My attention arose again, however, when our evacuation of Kabul, and its parallels to the Fall of Saigon in 1975, hit the news this past August. In the last couple months I’ve read a fair number of assessments and autopsies of our Afghanistan misadventure. All of them, as I said at the beginning of this post, agreed that our withdrawal was a mess (at best) or a disaster (at worst). Many think that getting out of Afghanistan was long overdue, though they believe the withdrawal was badly mishandled. Others think that we ought to have remained (and that since we didn’t, we ought to go back), and even they sill still agree that our withdrawal was ineptly carried out.
As I said, I don’t really have a hot take on this. I am in agreement that getting out of Afghanistan was long overdue, but also that our withdrawal was badly mishandled. I have a difficult time imagining that our withdrawal could have gone smoothly, but it certainly could have been handled better than it was. That the Taliban would retake the country was well known and predictable. Indeed, the fact that we could not defeat the Taliban once-and-for-all was the impetus to leave: there was never going to be victory for the U.S. because the Taliban, while unable to win, was not going to lose. Such is the strategic objective of guerilla warfare – when you cannot win the war, you use guerilla tactics to not lose the war and thereby outlast the invaders who have less commitment to stay the course. This was a lesson that the U.S. ought to have learned given past experiences in the Philippines, Vietnam, Cuba, Lebanon, Somalia, the U.S.S.R. misadventure into Afghanistan, and our Iraq misadventure. But we didn’t. Likely we will learn nothing from the 2001-2021 Afghanistan War, either – the Afghanistan War “is a tale, told by an idiot, full of sound and fury, signifying nothing.”

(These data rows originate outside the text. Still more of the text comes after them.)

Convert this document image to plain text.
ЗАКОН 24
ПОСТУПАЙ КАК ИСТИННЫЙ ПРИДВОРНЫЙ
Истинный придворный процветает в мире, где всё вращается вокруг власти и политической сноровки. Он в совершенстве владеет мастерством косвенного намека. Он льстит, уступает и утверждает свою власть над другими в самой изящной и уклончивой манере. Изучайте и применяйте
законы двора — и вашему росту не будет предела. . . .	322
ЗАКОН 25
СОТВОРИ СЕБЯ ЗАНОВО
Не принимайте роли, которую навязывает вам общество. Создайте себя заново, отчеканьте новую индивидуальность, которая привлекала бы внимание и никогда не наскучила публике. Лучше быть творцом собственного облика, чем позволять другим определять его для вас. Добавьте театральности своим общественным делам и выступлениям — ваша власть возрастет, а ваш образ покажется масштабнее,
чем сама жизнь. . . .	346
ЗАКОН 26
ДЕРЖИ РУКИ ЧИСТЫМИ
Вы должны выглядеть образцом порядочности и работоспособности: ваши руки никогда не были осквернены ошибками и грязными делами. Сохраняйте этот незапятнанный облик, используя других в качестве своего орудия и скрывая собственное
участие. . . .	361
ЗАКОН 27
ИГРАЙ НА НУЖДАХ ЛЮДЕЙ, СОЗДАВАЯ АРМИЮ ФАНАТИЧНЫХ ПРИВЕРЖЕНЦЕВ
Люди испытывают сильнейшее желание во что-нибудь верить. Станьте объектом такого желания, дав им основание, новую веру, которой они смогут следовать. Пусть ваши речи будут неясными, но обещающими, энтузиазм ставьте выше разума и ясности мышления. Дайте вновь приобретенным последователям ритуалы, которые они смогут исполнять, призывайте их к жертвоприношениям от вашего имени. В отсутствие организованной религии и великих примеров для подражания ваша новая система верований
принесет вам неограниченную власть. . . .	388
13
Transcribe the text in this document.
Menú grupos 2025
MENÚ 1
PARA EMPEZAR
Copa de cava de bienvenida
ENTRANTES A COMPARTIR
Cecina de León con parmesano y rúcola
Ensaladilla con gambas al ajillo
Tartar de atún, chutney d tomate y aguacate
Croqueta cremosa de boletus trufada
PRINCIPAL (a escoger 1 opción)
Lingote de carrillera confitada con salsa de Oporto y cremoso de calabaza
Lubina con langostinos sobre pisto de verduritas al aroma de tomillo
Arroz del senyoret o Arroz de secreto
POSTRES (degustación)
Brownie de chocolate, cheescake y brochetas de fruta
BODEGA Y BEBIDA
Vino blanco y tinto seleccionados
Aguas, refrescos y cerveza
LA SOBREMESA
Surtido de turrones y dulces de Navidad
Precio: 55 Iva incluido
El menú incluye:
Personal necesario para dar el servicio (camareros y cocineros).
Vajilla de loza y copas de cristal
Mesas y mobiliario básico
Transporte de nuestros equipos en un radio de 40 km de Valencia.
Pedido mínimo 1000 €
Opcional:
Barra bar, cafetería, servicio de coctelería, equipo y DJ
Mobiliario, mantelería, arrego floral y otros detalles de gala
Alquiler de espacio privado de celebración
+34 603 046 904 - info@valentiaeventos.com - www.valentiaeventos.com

Afghanistan is just the latest in the decline in fall of the United States Empire. The twentieth century is sometimes called the American Century. I’ve talked before about the U.S. in the century following World War 1. All empires believe themselves to be the end of history, but no empire is permanent. This is true the U.S., and although our failures in Afghanistan (or really just about every military foray the U.S. has undertaken following World War 2) may not be the cause of our empire’s collapse, these failures are indicative of the reality of said collapse. Our only consolation is that the slide down from the imperial zenith is easier and filled with more decadent pleasures than the hard work of building an empire.